Friday, July 4, 2014

A Few Clues About Early Wood Stills


(More fascinating stuff from Chris Middleton about wood stills.)

Scant records reveal there were no standard or systemic designs for wood stills throughout 19th century America, just many interpretations and adaptations in design format, construction and materials.

Since 1795 in Philadelphia when Anderson started manufacturing the first steam stills in ‘closed wooden vessels,’ efficiencies and volumes in daily production would begin to make larger, commercial distilleries and rectifiers financially feasible. It would have also taken time for the ideas, engineering skills and investment to diffuse such experimental stills from the Middle States out to the south and westward.

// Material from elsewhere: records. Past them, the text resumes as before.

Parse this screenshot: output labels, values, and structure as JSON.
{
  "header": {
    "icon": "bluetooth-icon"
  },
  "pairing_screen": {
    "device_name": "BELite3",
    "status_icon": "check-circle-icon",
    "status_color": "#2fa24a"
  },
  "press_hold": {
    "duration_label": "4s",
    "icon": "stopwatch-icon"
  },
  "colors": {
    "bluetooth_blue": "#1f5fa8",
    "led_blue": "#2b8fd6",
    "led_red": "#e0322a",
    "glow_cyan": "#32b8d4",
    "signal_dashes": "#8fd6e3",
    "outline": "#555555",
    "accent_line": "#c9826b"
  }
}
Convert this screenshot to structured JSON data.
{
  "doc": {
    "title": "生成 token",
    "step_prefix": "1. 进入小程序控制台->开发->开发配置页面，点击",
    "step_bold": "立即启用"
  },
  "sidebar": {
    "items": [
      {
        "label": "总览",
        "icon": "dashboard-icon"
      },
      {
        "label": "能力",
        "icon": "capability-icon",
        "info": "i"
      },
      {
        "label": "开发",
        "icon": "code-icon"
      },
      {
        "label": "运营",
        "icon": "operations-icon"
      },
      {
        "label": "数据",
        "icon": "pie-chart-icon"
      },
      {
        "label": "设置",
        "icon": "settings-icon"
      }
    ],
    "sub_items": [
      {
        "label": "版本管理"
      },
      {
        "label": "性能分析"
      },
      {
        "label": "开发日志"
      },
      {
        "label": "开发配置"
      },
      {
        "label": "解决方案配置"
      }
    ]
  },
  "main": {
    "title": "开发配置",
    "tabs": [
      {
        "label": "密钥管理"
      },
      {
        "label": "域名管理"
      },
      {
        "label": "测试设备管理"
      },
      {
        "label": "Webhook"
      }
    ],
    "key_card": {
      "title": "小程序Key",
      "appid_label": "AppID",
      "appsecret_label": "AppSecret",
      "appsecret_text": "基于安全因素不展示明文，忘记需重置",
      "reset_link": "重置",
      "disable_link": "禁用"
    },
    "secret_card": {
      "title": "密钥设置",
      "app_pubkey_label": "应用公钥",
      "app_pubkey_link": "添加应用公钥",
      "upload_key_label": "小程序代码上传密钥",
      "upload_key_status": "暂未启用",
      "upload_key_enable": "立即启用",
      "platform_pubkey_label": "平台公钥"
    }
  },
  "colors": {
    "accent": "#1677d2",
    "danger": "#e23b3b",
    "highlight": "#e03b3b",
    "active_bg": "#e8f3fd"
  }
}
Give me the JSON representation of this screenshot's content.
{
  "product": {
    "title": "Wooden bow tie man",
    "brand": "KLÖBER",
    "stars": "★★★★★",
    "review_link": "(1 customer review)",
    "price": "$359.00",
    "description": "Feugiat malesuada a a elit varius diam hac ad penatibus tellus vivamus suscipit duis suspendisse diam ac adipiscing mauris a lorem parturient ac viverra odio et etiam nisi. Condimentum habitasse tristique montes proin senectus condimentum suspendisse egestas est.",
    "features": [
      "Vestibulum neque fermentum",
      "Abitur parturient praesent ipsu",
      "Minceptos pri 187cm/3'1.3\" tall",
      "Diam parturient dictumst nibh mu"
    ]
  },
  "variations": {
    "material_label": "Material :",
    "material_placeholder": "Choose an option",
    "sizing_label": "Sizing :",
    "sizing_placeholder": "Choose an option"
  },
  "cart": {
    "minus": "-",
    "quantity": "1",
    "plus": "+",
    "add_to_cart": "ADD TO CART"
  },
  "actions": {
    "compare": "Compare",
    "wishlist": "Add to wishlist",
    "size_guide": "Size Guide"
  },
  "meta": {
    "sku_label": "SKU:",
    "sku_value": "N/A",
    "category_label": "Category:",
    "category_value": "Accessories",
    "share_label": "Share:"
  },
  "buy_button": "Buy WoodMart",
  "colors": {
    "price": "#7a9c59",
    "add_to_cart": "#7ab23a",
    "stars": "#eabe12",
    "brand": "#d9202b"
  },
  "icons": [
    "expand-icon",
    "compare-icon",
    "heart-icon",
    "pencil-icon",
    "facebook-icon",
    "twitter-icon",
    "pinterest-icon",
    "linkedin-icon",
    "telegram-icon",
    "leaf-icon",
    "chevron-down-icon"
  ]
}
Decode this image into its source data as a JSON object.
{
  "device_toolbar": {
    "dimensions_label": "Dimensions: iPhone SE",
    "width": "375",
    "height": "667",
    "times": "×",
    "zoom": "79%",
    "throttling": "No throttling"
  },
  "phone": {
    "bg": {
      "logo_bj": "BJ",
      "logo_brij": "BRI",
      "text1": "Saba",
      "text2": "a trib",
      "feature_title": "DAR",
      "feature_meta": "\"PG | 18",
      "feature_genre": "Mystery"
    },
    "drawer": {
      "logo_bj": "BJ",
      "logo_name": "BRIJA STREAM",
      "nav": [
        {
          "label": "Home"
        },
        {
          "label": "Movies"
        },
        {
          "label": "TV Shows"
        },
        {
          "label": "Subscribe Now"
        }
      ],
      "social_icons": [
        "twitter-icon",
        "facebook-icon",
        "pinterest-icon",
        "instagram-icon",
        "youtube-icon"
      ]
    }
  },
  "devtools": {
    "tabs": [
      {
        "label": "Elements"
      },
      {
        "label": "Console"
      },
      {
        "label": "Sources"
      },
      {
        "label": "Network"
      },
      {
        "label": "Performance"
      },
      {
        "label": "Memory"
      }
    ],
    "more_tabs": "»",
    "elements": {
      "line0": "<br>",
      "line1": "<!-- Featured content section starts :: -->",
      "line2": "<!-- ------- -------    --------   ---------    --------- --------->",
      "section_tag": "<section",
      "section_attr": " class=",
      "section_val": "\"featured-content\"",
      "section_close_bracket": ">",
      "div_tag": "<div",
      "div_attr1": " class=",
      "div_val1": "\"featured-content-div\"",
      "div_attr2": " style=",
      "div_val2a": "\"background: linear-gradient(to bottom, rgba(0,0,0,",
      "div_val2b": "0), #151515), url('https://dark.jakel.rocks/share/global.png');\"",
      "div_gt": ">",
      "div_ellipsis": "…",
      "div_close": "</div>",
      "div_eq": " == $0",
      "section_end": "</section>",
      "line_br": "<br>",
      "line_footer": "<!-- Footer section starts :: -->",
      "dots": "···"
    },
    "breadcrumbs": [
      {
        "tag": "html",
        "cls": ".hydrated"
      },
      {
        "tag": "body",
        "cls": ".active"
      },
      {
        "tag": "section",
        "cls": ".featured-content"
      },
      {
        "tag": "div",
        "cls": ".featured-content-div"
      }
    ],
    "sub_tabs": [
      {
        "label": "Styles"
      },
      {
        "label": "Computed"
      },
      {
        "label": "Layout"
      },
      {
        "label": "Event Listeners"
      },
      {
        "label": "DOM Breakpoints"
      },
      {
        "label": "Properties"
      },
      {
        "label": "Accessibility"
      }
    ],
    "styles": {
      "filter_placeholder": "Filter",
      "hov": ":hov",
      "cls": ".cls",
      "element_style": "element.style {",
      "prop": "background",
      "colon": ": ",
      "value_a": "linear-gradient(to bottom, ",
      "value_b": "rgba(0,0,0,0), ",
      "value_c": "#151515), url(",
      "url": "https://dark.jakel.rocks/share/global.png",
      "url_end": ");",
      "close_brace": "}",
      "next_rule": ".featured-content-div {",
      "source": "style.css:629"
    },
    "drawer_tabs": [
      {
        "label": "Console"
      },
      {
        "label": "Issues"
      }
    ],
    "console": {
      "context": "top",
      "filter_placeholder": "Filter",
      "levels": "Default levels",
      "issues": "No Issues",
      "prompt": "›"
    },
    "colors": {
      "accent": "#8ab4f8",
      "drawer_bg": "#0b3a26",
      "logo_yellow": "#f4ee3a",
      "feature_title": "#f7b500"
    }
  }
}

St Marc’s 1824 Belmont distillery London,
potato distillation 
As the earlier post explained, the cost and availability of copper was a manufacturing barrier for early still makers and distillers. So the use of wet coopered wood meant distillers could easily erect large capacity distilling vessels from cheap materials.

By 1820 we learn a distiller in Ohio, Embree, was using red cedar for his still construction made with 8 foot by 10 inch staves to hold 700 gallons of wash, based on the Richmond still design. The compartments (chambers) were separated by thick wood planks with holes drilled through to permit the steam to strip the charge as the vapours were sent from the singling still to the doubler, also made of wood.

He did admit the wood steam works ‘not as good a whiskey as copper works’. He recommended remedying this deficiency by rectification. There is evidence some wood stills had quality control issues in the early years.
1827 gin still at Nicholson distillery London

By 1834 a version of the St Marc still described as ‘tubes and caps throughout the series of chambers, and the addition of the first goose neck condenser appeared in Philadelphia. It heralds the introduction of a prototype bubble and cap valves construction connecting the column chambers.

Jean-Jacque Saintmarc was a French veterinarian who moved to London to work in developing potato distilling in the early 1820s. His early continuous still designs (copper) were also used in Belfast from 1824 to make some of the first Irish grain whiskey. Initially the spirit was regarded as ‘too pure.’ Ideas were immigrating to the east coast of America from the distillers of grape, grain (especially gin), molasses and tubers, and then acclimatized to meet the conditions of the emergent American whiskey industry

1 comment:

Ryan Cote said...

It is fascinating how this type of manufacturing has changed over the centuries.